Chaque fois que vous l’avez fait à l’un de ces plus petits de mes frères, c’est à moi que vous l’avez fait. Chaque fois que vous ne l’avez pas fait à l’un de ces plus petits, c’est à moi que vous ne l’avez pas fait.

dimanche 18 septembre 2016

25ème dimanche du temps ordinaire / année C


Luc 16, 1-13

18/09/16

Saint Luc consacre le chapitre 16 de son Evangile au thème de l’argent. Nous venons d’entendre la parabole qui ouvre ce chapitre. La page évangélique de ce dimanche présente de nombreuses difficultés d’interprétations. Il convient de bien distinguer l’histoire du gérant habile d’une part et les commentaires que Jésus en tire d’autre part.
Nous avons donc tout d’abord la parabole du gérant habile. Cette histoire est ambigüe, et pourrait nous donner l’impression que Jésus approuve la conduite d’un homme malhonnête. Dans une parabole, ce ne sont pas forcément tous les détails de l’histoire qui comptent, mais ce qu’il convient d’appeler la fine pointe du texte, autrement dit son enseignement moral. Ce qui est donc remarquable dans l’attitude de ce gérant, ce n’est pas sa malhonnêteté, mais son habileté qui lui permet de se sortir d’une mauvaise situation. Jésus remarque que les fils de ce monde, ceux pour qui Dieu ne compte pas dans leur vie, sont plus habiles entre eux que les fils de la lumière. Le commentaire qu’il fait suite à la parabole est une invitation faite aux fils de la lumière, c’est-à-dire aux croyants, à devenir habiles en vue du Royaume de Dieu.

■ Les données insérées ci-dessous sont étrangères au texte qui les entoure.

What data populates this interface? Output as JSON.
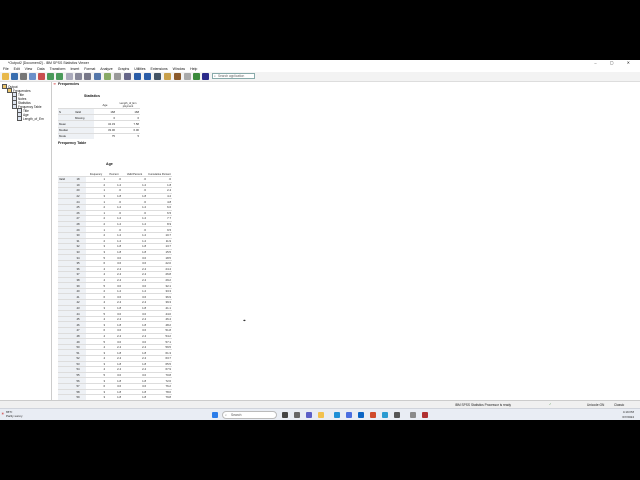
{
  "window": {
    "title": "*Output2 [Document2] - IBM SPSS Statistics Viewer",
    "controls": "– ▢ ✕"
  },
  "menu": [
    "File",
    "Edit",
    "View",
    "Data",
    "Transform",
    "Insert",
    "Format",
    "Analyze",
    "Graphs",
    "Utilities",
    "Extensions",
    "Window",
    "Help"
  ],
  "toolbar": {
    "search_placeholder": "Search application"
  },
  "outline": [
    {
      "label": "Output",
      "indent": 0,
      "y": 2
    },
    {
      "label": "Frequencies",
      "indent": 1,
      "y": 6
    },
    {
      "label": "Title",
      "indent": 2,
      "y": 10
    },
    {
      "label": "Notes",
      "indent": 2,
      "y": 14
    },
    {
      "label": "Statistics",
      "indent": 2,
      "y": 18
    },
    {
      "label": "Frequency Table",
      "indent": 2,
      "y": 22
    },
    {
      "label": "Title",
      "indent": 3,
      "y": 26
    },
    {
      "label": "Age",
      "indent": 3,
      "y": 30
    },
    {
      "label": "Length_of_Em",
      "indent": 3,
      "y": 34
    }
  ],
  "content": {
    "frequencies_title": "Frequencies",
    "statistics": {
      "title": "Statistics",
      "col1": "Age",
      "col2": "Length_of_Em ployment",
      "rows": [
        {
          "l1": "N",
          "l2": "Valid",
          "v1": "168",
          "v2": "168"
        },
        {
          "l1": "",
          "l2": "Missing",
          "v1": "0",
          "v2": "0"
        },
        {
          "l1": "Mean",
          "l2": "",
          "v1": "34.33",
          "v2": "7.58"
        },
        {
          "l1": "Median",
          "l2": "",
          "v1": "33.00",
          "v2": "6.00"
        },
        {
          "l1": "Mode",
          "l2": "",
          "v1": "75",
          "v2": "5"
        }
      ]
    },
    "frequency_table_title": "Frequency Table",
    "age_table": {
      "title": "Age",
      "headers": [
        "Frequency",
        "Percent",
        "Valid Percent",
        "Cumulative Percent"
      ],
      "valid_label": "Valid",
      "rows": [
        [
          "18",
          "1",
          ".6",
          ".6",
          ".6"
        ],
        [
          "19",
          "2",
          "1.2",
          "1.2",
          "1.8"
        ],
        [
          "20",
          "1",
          ".6",
          ".6",
          "2.4"
        ],
        [
          "22",
          "3",
          "1.8",
          "1.8",
          "4.2"
        ],
        [
          "24",
          "1",
          ".6",
          ".6",
          "4.8"
        ],
        [
          "25",
          "2",
          "1.2",
          "1.2",
          "6.0"
        ],
        [
          "26",
          "1",
          ".6",
          ".6",
          "6.5"
        ],
        [
          "27",
          "2",
          "1.2",
          "1.2",
          "7.7"
        ],
        [
          "28",
          "2",
          "1.2",
          "1.2",
          "8.9"
        ],
        [
          "29",
          "1",
          ".6",
          ".6",
          "9.5"
        ],
        [
          "30",
          "2",
          "1.2",
          "1.2",
          "10.7"
        ],
        [
          "31",
          "2",
          "1.2",
          "1.2",
          "11.9"
        ],
        [
          "32",
          "3",
          "1.8",
          "1.8",
          "13.7"
        ],
        [
          "33",
          "3",
          "1.8",
          "1.8",
          "15.5"
        ],
        [
          "34",
          "5",
          "3.0",
          "3.0",
          "18.5"
        ],
        [
          "35",
          "6",
          "3.6",
          "3.6",
          "22.0"
        ],
        [
          "36",
          "4",
          "2.4",
          "2.4",
          "24.4"
        ],
        [
          "37",
          "4",
          "2.4",
          "2.4",
          "26.8"
        ],
        [
          "38",
          "4",
          "2.4",
          "2.4",
          "29.2"
        ],
        [
          "39",
          "5",
          "3.0",
          "3.0",
          "32.1"
        ],
        [
          "40",
          "2",
          "1.2",
          "1.2",
          "33.3"
        ],
        [
          "41",
          "6",
          "3.6",
          "3.6",
          "36.9"
        ],
        [
          "42",
          "4",
          "2.4",
          "2.4",
          "39.3"
        ],
        [
          "43",
          "3",
          "1.8",
          "1.8",
          "41.1"
        ],
        [
          "44",
          "5",
          "3.0",
          "3.0",
          "44.0"
        ],
        [
          "45",
          "4",
          "2.4",
          "2.4",
          "46.4"
        ],
        [
          "46",
          "3",
          "1.8",
          "1.8",
          "48.2"
        ],
        [
          "47",
          "6",
          "3.6",
          "3.6",
          "51.8"
        ],
        [
          "48",
          "4",
          "2.4",
          "2.4",
          "54.2"
        ],
        [
          "49",
          "5",
          "3.0",
          "3.0",
          "57.1"
        ],
        [
          "50",
          "4",
          "2.4",
          "2.4",
          "59.5"
        ],
        [
          "51",
          "3",
          "1.8",
          "1.8",
          "61.3"
        ],
        [
          "52",
          "4",
          "2.4",
          "2.4",
          "63.7"
        ],
        [
          "53",
          "3",
          "1.8",
          "1.8",
          "65.5"
        ],
        [
          "54",
          "4",
          "2.4",
          "2.4",
          "67.9"
        ],
        [
          "55",
          "5",
          "3.0",
          "3.0",
          "70.8"
        ],
        [
          "56",
          "3",
          "1.8",
          "1.8",
          "72.6"
        ],
        [
          "57",
          "6",
          "3.6",
          "3.6",
          "76.2"
        ],
        [
          "58",
          "3",
          "1.8",
          "1.8",
          "78.0"
        ],
        [
          "59",
          "3",
          "1.8",
          "1.8",
          "79.8"
        ],
        [
          "60",
          "6",
          "3.6",
          "3.6",
          "83.3"
        ],
        [
          "61",
          "4",
          "2.4",
          "2.4",
          "85.7"
        ],
        [
          "62",
          "3",
          "1.8",
          "1.8",
          "87.5"
        ],
        [
          "63",
          "2",
          "1.2",
          "1.2",
          "88.7"
        ],
        [
          "64",
          "4",
          "2.4",
          "2.4",
          "91.1"
        ],
        [
          "65",
          "3",
          "1.8",
          "1.8",
          "92.9"
        ],
        [
          "66",
          "1",
          ".6",
          ".6",
          "93.5"
        ],
        [
          "67",
          "1",
          ".6",
          ".6",
          "94.0"
        ]
      ]
    }
  },
  "statusbar": {
    "processor": "IBM SPSS Statistics Processor is ready",
    "encoding": "Unicode:ON",
    "mode": "Classic"
  },
  "taskbar": {
    "weather_temp": "65°F",
    "weather_desc": "Partly sunny",
    "search_placeholder": "Search",
    "time": "4:19 PM",
    "date": "6/7/2024"
  }
}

C’est à l’occasion de ce commentaire que le Seigneur nous révèle ce qu’il pense à propos de l’argent. L’argent est tout d’abord qualifié de malhonnête, ce qui signifie que, d’un point de vue moral, il revêt une connotation négative. Ceci est en contraste avec toute une tradition propre à l’Ancien Testament qui voyait dans la richesse une bénédiction divine, tout simplement parce que pendant très longtemps les Juifs n’ont pas cru en la possibilité d’une vie après la mort. Si donc l’argent est malhonnête, il n’en est pas moins nécessaire dans la vie qui est la nôtre ici-bas. Et c’est là précisément que le chrétien doit se montrer habile en se faisant des amis avec l’argent malhonnête, afin que, le jour où il ne sera plus là, ces amis nous accueillent dans les demeures éternelles. Oui, un jour, celui de notre mort, nos richesses accumulées ne nous seront plus d’aucune utilité. L’argent n’a pas une valeur éternelle, mais bien temporelle. L’habileté des fils de la lumière consiste à l’utiliser de telle manière qu’il puisse, lui aussi, nous aider à faire notre passage vers la vie éternelle. Qui sont donc ces amis qui nous accueilleront dans le royaume de Dieu dans la mesure où nous aurons utilisé avec habileté l’argent malhonnête ? Ce sont tout simplement les personnes qui auront bénéficié de notre générosité, de notre esprit de solidarité et de partage, et donc en particulier les pauvres, les faibles et les démunis. Si nous accumulons l’argent malhonnête uniquement pour nous, non seulement nous risquons bien d’en faire une idole, mais en plus nous risquons de mépriser la dignité des pauvres, le droit que tout homme a de vivre décemment. C’est ce que nous rappelle la première lecture. Utiliser avec habileté l’argent malhonnête, c’est s’en servir pour vivre la fraternité avec tous nos frères humains.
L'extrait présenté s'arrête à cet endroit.